A rusting, moldy hard drive was discovered deep inside a neglected cabinet a few years ago. The hard drive is where Leonard Co downloaded his last notes, images, documents, and artifacts. Two of Leonard’s close friends, Imelda Sarmiento and Raymund Villanueva, approached Red Constantino, the managing director of the Constantino Foundation, in February 2025 to ask if he can find a way to restore files stored in the drive. This was a complicated job, but it was accomplished through a modern vacuum-sealed lab. Not all files made it, but most were recovered, and Glenda and Linnaea, wife and daughter of Leonard, were right away informed. Constantino then worked closely with the Institute of Biology to go through the more complex task of sorting and classifying the images.
The objectives were simple, based on how best to honor Leonard, and Glenda and Linnaea both agreed—ensure all files are accessible to the public, the global, not just national, public, for free download, but also to make sure all scientific images are scientifically properly classified and where provenance is uncertain, to mark them as works in progress. Ultimately, the aim was shared with a larger group – to create the Leonard Co Collection, housed in the Philippines, managed by a public institution, a role clearly played by the Institute of Biology, and housed in the UP Data Commons to make sure the everything was available to the public. Like a forest, the same collection would then grow based on public contributions of photos with or about Leonard, including research papers related to or which were inspired by the People’s Botanist. Launched on Nov. 15 – including, or, especially, the reminder that justice continues to elude the family of Leonard, 15 long years after his murder.

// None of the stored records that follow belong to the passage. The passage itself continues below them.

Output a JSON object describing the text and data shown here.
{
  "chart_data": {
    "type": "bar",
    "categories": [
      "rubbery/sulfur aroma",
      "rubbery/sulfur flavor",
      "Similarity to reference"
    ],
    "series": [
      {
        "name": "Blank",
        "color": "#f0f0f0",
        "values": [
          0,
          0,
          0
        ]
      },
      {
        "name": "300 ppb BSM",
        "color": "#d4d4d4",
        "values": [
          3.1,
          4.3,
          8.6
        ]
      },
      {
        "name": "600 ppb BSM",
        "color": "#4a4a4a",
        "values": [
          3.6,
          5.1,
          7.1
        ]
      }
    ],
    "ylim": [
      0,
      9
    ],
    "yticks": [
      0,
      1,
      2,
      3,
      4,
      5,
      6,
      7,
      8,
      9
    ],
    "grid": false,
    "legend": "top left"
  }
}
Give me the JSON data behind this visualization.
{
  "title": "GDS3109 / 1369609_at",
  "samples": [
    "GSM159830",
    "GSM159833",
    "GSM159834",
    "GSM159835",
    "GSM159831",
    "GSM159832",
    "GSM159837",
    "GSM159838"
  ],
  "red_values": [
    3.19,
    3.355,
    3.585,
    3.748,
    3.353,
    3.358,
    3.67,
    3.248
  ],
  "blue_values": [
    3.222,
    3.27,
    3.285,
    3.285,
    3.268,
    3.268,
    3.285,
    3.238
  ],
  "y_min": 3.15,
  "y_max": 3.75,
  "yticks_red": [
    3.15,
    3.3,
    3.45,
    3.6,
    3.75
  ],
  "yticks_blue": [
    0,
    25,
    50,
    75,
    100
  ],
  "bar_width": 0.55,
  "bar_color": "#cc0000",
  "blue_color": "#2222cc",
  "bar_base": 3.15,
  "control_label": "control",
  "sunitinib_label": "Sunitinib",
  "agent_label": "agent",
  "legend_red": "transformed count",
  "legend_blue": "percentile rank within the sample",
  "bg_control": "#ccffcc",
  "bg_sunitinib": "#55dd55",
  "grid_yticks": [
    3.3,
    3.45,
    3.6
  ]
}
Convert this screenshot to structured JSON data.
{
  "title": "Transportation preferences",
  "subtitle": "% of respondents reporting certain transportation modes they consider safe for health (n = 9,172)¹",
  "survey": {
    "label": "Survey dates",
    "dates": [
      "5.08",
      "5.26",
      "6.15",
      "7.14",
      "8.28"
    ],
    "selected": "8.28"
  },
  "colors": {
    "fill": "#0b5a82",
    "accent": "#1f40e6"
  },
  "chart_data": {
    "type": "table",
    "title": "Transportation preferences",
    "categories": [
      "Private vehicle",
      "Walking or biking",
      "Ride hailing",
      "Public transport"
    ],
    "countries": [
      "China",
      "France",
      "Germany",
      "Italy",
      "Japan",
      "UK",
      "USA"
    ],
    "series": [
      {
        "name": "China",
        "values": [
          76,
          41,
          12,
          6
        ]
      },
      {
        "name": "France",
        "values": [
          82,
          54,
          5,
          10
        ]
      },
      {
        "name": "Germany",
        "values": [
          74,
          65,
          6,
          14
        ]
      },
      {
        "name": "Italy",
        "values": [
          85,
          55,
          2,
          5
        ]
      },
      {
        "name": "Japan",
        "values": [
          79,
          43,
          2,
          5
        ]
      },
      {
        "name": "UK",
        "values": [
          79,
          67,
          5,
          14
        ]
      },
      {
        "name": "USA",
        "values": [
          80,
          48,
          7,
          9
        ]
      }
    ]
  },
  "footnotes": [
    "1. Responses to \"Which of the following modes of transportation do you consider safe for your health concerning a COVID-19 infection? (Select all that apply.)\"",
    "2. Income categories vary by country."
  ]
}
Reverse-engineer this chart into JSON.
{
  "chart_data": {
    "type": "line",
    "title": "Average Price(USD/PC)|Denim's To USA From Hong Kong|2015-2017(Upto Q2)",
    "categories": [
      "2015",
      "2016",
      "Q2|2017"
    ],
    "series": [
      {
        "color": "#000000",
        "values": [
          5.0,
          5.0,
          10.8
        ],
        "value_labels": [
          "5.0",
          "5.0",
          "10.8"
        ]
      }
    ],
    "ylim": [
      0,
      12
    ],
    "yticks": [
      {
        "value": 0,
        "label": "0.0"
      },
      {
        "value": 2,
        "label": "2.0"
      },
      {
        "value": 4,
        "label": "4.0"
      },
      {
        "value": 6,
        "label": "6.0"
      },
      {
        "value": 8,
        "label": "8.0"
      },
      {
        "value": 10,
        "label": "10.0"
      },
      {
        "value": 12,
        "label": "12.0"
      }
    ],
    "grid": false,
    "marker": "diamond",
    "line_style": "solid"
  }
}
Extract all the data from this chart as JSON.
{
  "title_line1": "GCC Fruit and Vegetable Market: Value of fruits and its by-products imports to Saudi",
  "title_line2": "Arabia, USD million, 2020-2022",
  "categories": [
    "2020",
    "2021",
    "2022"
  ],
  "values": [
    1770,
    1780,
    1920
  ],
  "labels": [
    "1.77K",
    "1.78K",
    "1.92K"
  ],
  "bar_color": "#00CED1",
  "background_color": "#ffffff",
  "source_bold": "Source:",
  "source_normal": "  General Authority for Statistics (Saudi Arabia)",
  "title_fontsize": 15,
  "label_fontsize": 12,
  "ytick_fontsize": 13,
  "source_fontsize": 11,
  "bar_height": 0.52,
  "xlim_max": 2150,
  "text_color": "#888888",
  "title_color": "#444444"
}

For now, the Constantino Foundation is hosting the recovered images temporarily, and it will move to UP Data Commons – as envisioned by its pioneer, the former head of UP’s Institute of Biology and a close friend of Leonard Co, the late Dr. Perry Ong. UP Data Commons was the brainchild of Dr. Ong and he would have wanted the collection named after his esteemed friend—the Leonard Co Collection—to be under UP Data Commons, managed by the UP Institute of Biology.